Other notable inscriptions:
- Bülach fibula: frifridil du aftm
- Wurmlingen spearhead, from an Alemannic grave in Wurmlingen, inscription read as a personal name (i)dorih (Ido-rīh or Dor-rīh)
- Schretzheim ring-sword: the sword blade has four runes arranged so that the staves form a cross. Read as arab by Düwel (1997). Schwab (1998:378) reads abra, interpreting it as abbreviating the magic word Abraxas, suggesting influence of the magic traditions of Late Antiquity, and the Christian practice of arranging monograms on the arms of a cross.
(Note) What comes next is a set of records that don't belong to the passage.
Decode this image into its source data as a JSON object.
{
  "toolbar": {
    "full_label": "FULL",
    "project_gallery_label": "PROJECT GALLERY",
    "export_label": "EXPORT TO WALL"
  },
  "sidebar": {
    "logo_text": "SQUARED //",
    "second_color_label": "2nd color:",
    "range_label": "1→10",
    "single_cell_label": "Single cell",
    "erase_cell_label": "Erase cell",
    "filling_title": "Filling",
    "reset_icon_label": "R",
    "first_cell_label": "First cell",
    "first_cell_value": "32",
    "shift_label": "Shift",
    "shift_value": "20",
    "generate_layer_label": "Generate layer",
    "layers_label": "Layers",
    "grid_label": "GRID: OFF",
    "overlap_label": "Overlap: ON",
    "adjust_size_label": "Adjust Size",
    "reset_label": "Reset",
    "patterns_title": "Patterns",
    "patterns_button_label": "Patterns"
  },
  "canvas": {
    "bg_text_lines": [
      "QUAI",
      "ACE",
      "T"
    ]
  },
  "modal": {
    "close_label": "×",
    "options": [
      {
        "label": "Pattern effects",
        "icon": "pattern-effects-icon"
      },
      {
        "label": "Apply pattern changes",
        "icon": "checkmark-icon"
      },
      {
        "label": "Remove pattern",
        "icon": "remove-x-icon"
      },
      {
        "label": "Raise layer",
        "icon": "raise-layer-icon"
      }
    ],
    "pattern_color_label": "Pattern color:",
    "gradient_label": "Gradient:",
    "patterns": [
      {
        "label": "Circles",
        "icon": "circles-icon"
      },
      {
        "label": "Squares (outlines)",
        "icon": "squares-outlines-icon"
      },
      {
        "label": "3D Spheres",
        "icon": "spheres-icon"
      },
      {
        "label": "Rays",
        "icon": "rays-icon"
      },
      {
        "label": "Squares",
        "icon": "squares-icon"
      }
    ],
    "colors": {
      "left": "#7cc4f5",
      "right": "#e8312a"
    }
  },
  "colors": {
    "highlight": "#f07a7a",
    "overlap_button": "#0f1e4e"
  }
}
- Kleines Schulerloch inscription, of dubious authenticity and possibly a hoax. Considered an obvious falsification by Looijenga (2003: 223). Reads birg : leub : selbrade.

A small number of inscriptions found in eastern France may be Burgundian rather than Alemannic:
- the Arguel pebble (considered an obvious falsification by Looijenga): arbitag | wodan | luïgo[?h]aŋzej | kim |
- the Charnay Fibula: fuþarkgwhnijïpʀstbem | ' uþf[?]þai ' id | dan ' (l)iano | ïia | [?]r |

===Frankish===
Very few inscriptions can be associated with the Franks, reflecting their early Romanization and Christianization. An important find is the Bergakker inscription, suggested as recording 5th-century Old Frankish.
The only other inscription definitely classified as Frankish is the Borgharen buckle, reading bobo (a Frankish personal name).